Again, this type of language is very typical for evolutionary conclusions.
Lots of assumptions and guess work based on those assumptions, which are based on presuppositions. This is not empirical science!
But hey, it gets even better my friends.
take a read...
"Tropical ecosystems of South America were surprisingly different 60 million years ago," said Bloch. "It was a rainforest, like today, but it was even hotter and the cold-blooded reptiles were all substantially larger. The result was, among other things, the largest snakes the world has ever seen... and hopefully ever will."
OK, first of all, there is absolutely no empirical proof for such outrageous ages. the dating methods used are extremely unreliable and the dates reached are not based on actual rock dating, but rather these ages are based exclusively on evolutionary assumptions based on presuppositions! yes, I can prove this beyond doubt.
I actually will start a new thread exposing these useless dating methods and I will use evolutionary scientists themselves to make the point! For the purposes of this particular post, let's leave the dating behind for now.
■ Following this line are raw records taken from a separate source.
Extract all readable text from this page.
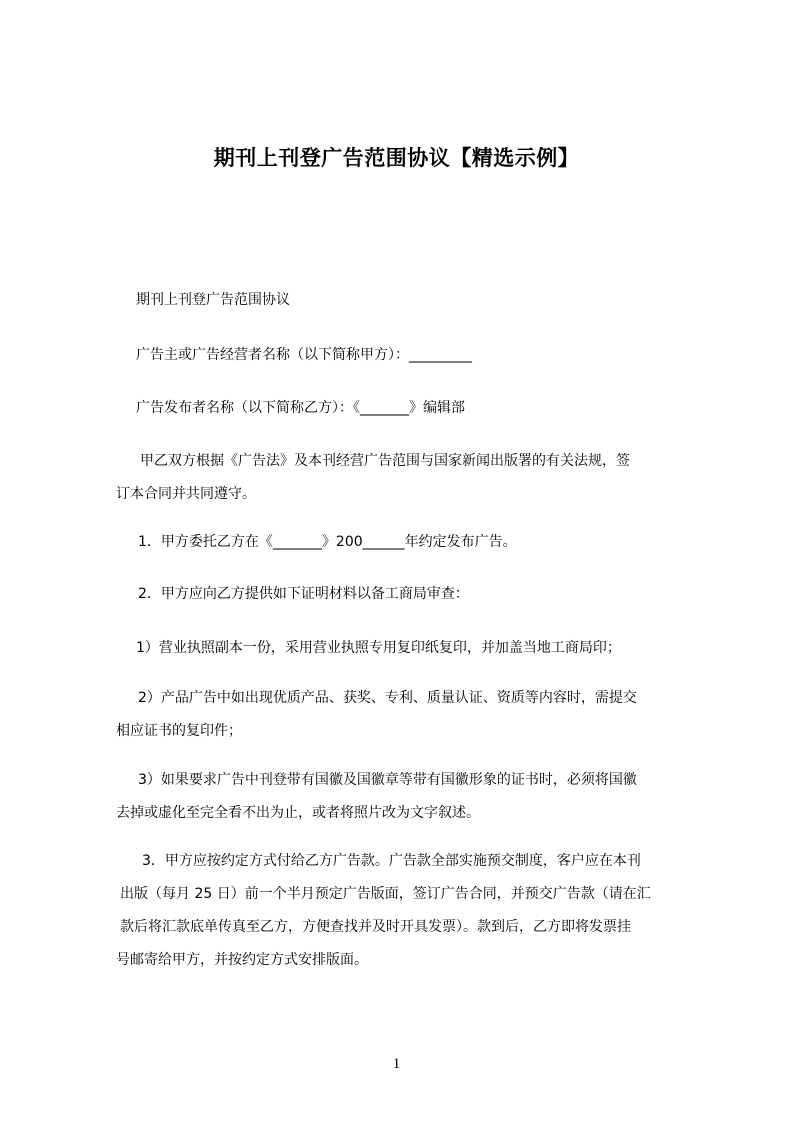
期刊上刊登广告范围协议【精选示例】
期刊上刊登广告范围协议
广告主或广告经营者名称（以下简称甲方）：_________
广告发布者名称（以下简称乙方）：《_______》编辑部
甲乙双方根据《广告法》及本刊经营广告范围与国家新闻出版署的有关法规，签
订本合同并共同遵守。
1．甲方委托乙方在《_______》200______年约定发布广告。
2．甲方应向乙方提供如下证明材料以备工商局审查：
1）营业执照副本一份，采用营业执照专用复印纸复印，并加盖当地工商局印；
2）产品广告中如出现优质产品、获奖、专利、质量认证、资质等内容时，需提交
相应证书的复印件；
3）如果要求广告中刊登带有国徽及国徽章等带有国徽形象的证书时，必须将国徽
去掉或虚化至完全看不出为止，或者将照片改为文字叙述。
3．甲方应按约定方式付给乙方广告款。广告款全部实施预交制度，客户应在本刊
出版（每月 25 日）前一个半月预定广告版面，签订广告合同，并预交广告款（请在汇
款后将汇款底单传真至乙方，方便查找并及时开具发票）。款到后，乙方即将发票挂
号邮寄给甲方，并按约定方式安排版面。
1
Secondly, I would like to talk to the person who was there over
60 million years ago, and I would love to ask him exactly how warm the weather was back then! LOL! My friend, there is no way of knowing what temperatures or climates were in the assumed 60 millions years in the past! This stuff is all assumed! I can prove it, just read what the evolutionists say next...
"The temperature estimation shows that a tropical rainforest, like Cerrejon, lived at a temperature of 32°C, five degrees above the upper limit of temperature for tropical rainforest in modern times," said Carlos Jaramillo, a palaeobotanist ad the Smithsonian Topical Research Institute. "These data challenge the view that tropical vegetation lives near its climatic optimum and it has profound implications in understanding the effect of current global warming on tropical plants."
Wow! so in order for the evolutionists to get the
correct assumed (oxymoron anyone?) temperatures for this snake to grow so huge, they are forced to challenge empirically known temperature limits for tropical rainforest in modern times!! What??!!
Amazing! In other words what we see today is not possible because if it were this snake could not be as long as it is!! LOL!